Being a Peanut is tiring work. Just look at young Toby here — he’s a growing boy (growing from the belt outwards).
Things got a bit much for the young fella when he accompanied the Peanuts to a rally somewhere in Sydney that we don’t care enough about to properly report on. The Peanuts had their placards, their loud hailers, and their sandals.
They yelled at the population of Sydney and when they were done they maybe went off for a few dozen beers and burgers with extra chips. Nick probably ate sushi.
Of course, Tobes had most likely been out on the pingas the night before, so he was especially tired out. But when the Fellowship of the Peanut got back to Peanut Palace, that’s when it all proved too much for our half-Paki White Supremacist. The poor tyke was tired out after yelling at seagulls about halal food, Moslem refugees, ‘what race is Islam’, and all that stuff from the Peanuts’ repertoire.
He fell asleep, napping on Nick’s garden chair; his manifold chins resting on the airbag of his enormous belly. Toby started to dream. We can only guess at what he was dreaming about — it might have been Nick dressed up in Lederhosen leading the Peanuts in a victorious parade while he stood at his side. He may have been dreaming that Penny Louise had asked him to do her laundry or he might well have been dreaming about one of those yummy curries his mum used to make when he was a boy and they had just arrived in the country from Pakistan.
We guess he probably was dreaming about food after all because once the sandman had finished sprinkling his daylight dust on Tobes’s hefty eyelids, dribble issued forth from his lips, captured by someone on their phone… or maybe on their camera.
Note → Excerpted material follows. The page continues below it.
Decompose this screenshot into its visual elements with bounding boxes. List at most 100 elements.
Yep, looking at Tobes is a major gross-out at the best of times, but to witness this snoring gorgon dribbling spittle down his flabby chins is enough to kill a person’s appetite for at least 72 hours. Once seen, this image cannot be unseen. There were distressing images doing the rounds after yesterday’s horrendous truck attack in Sweden — victims splattered all over the road in a sprawling pool of nauseous pink paste. But even that paled next to the sight of toby drooling like a mental patient.
It really isn’t normal behaviour. The average person doesn’t drool in their sleep, only people on heavy psych meds salivate helplessly like that.
We are feeling pretty sick right now, folks, so you will have to let us end this write-up here. There is only one bucket in the UNA Towers’ office, and right now Chris Shortis is heaving uncontrollably into it.
We might even have to call a doctor, but the only one we know is Dr Jim Saleam, and he’s too busy running the Internet to see us now. He’s not a doctor of medicine either.